Charles Shuttleworth
EBSN members & friends
I have been teaching a senior elective English course entitled Jack Kerouac and the Beat Generation at the Harker School in San Jose, California, since 2015. I first taught the course in 1994 while teaching at the Horace Mann School in New York City, and while doing so I interviewed three dozen of Kerouac’s former HM classmates and presented my findings on Kerouac’s experience at Horace Mann at the Beat Generation Conference at NYU that spring. My paper on the subject, entitled “Portal of Promise,” was used as source material for Steve Turner’s Angelheaded Hipster (1996). Since 2017 I have again been engaged in extensive research on Jack Kerouac both in the New York Public Library and UMass Lowell’s Kerouac archives.
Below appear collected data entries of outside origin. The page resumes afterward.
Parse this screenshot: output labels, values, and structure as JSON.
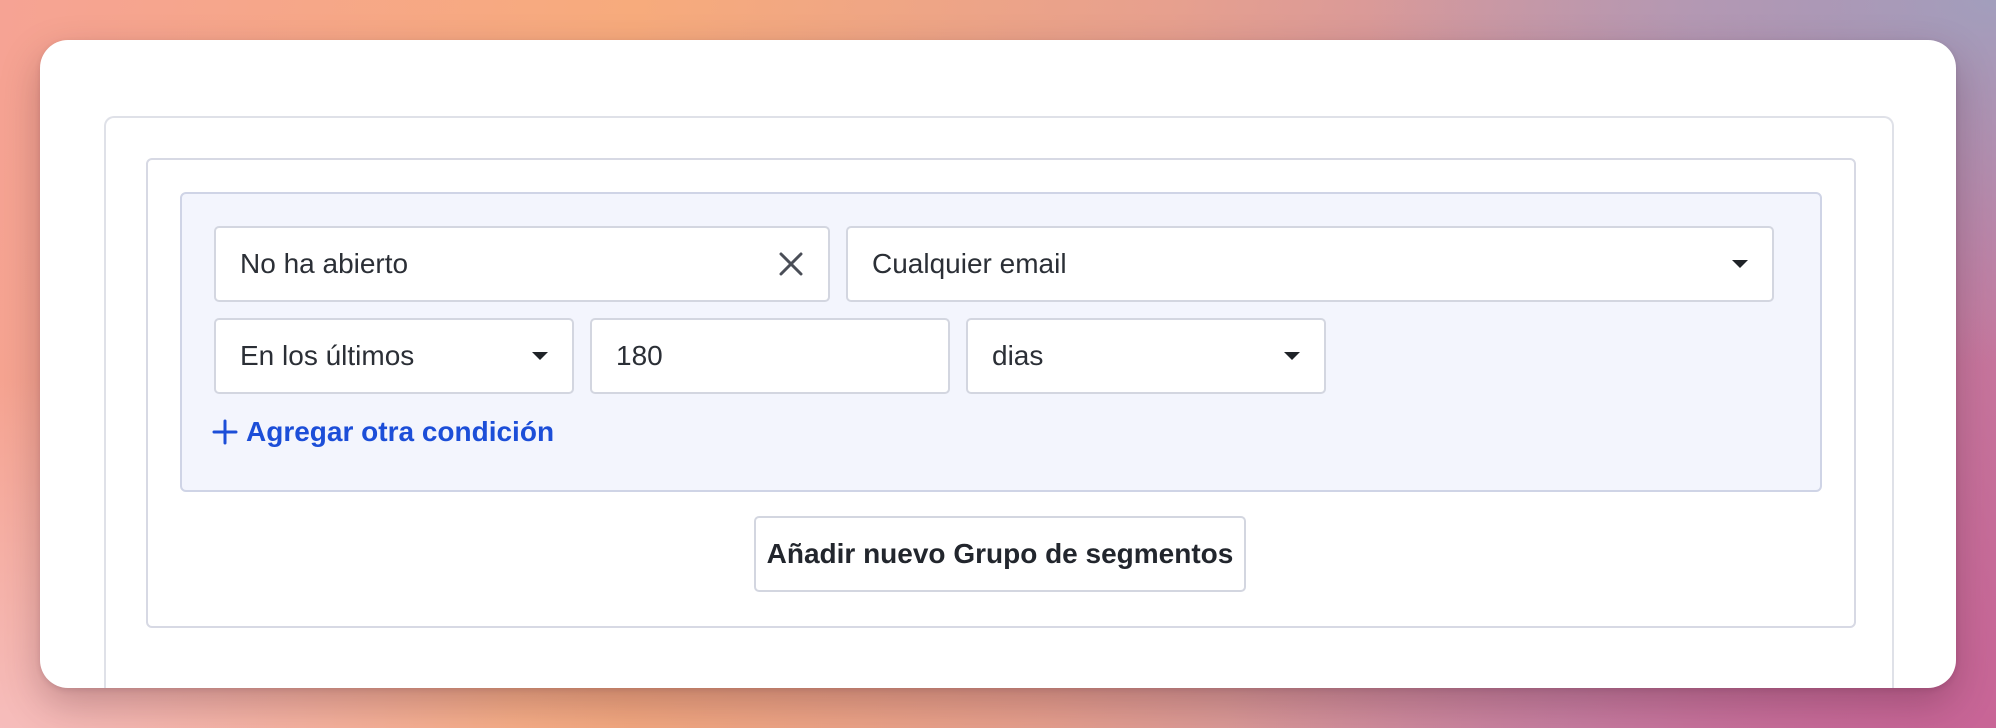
{
  "segment_builder": {
    "condition": {
      "type_value": "No ha abierto",
      "email_value": "Cualquier email",
      "period_value": "En los últimos",
      "amount_value": "180",
      "unit_value": "dias"
    },
    "add_condition_label": "Agregar otra condición",
    "add_group_label": "Añadir nuevo Grupo de segmentos"
  },
  "icons": {
    "clear": "close-icon",
    "dropdown": "chevron-down-icon",
    "add": "plus-icon"
  },
  "colors": {
    "link": "#1c4ed8",
    "group_background": "#f3f5fd",
    "border": "#d3d6e0"
  }
}
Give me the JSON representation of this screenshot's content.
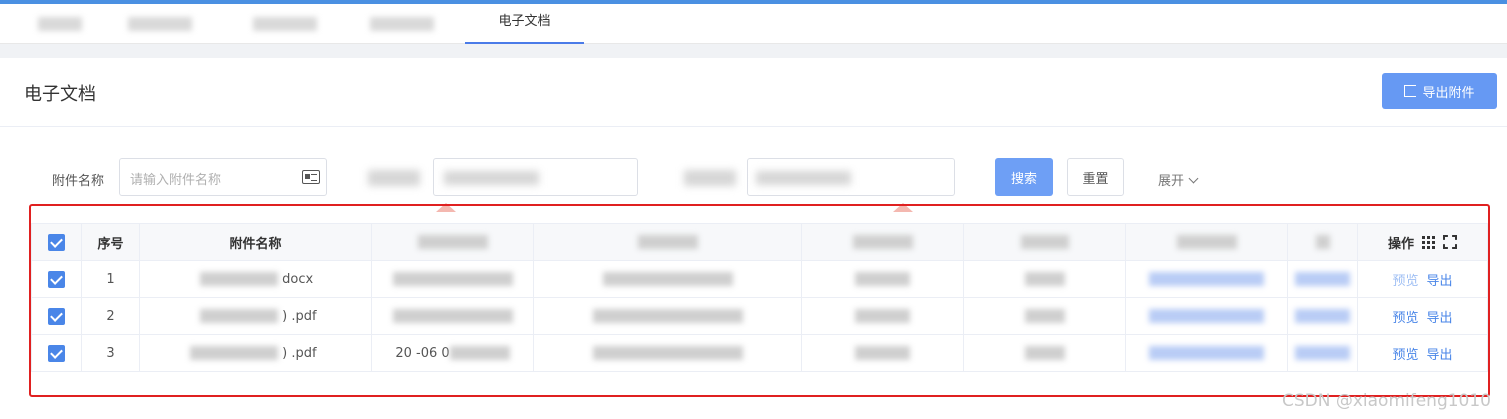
{
  "tabs": [
    {
      "label": "首页",
      "blurred": true
    },
    {
      "label": "管理",
      "blurred": true
    },
    {
      "label": "",
      "blurred": true
    },
    {
      "label": "",
      "blurred": true
    },
    {
      "label": "电子文档",
      "blurred": false,
      "active": true
    }
  ],
  "page": {
    "title": "电子文档",
    "export_label": "导出附件"
  },
  "filters": {
    "attachment_name_label": "附件名称",
    "attachment_name_placeholder": "请输入附件名称",
    "search_label": "搜索",
    "reset_label": "重置",
    "expand_label": "展开"
  },
  "table": {
    "headers": {
      "index": "序号",
      "name": "附件名称",
      "ops": "操作"
    },
    "rows": [
      {
        "index": "1",
        "name": "docx",
        "time": "",
        "preview": "预览",
        "export": "导出"
      },
      {
        "index": "2",
        "name": ") .pdf",
        "time": "",
        "preview": "预览",
        "export": "导出"
      },
      {
        "index": "3",
        "name": ") .pdf",
        "time": "20 -06 0",
        "preview": "预览",
        "export": "导出"
      }
    ]
  },
  "watermark": "CSDN @xiaomifeng1010",
  "colors": {
    "accent": "#4a86e8",
    "primary_button": "#6699f3",
    "highlight": "#e02020"
  }
}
The focus of my study has been on Kerouac’s Buddhist period (1954-’57), examining the circumstances and methods of his output’s composition. Beat Scene has published four of my essays, and I have longer studies still to be published including two book-length manuscripts: Kerouac’s Collected Writings from Desolation Peak, which with the support of the Kerouac estate I have transcribed and edited, writing the Introduction and notes; and a Guide to the Scripture of the Golden Eternity. I also was the Moses Greeley Parker lecturer for the 2020 Lowell Celebrates Kerouac Festival. My primary goals are to raise appreciation for Kerouac’s work during this period and to debunk the perception that Kerouac’s method was entirely spontaneous. Especially in works that were handwritten first drafts, the editing that occurred when he sat down to type his manuscripts constitutes another layer of his artistry.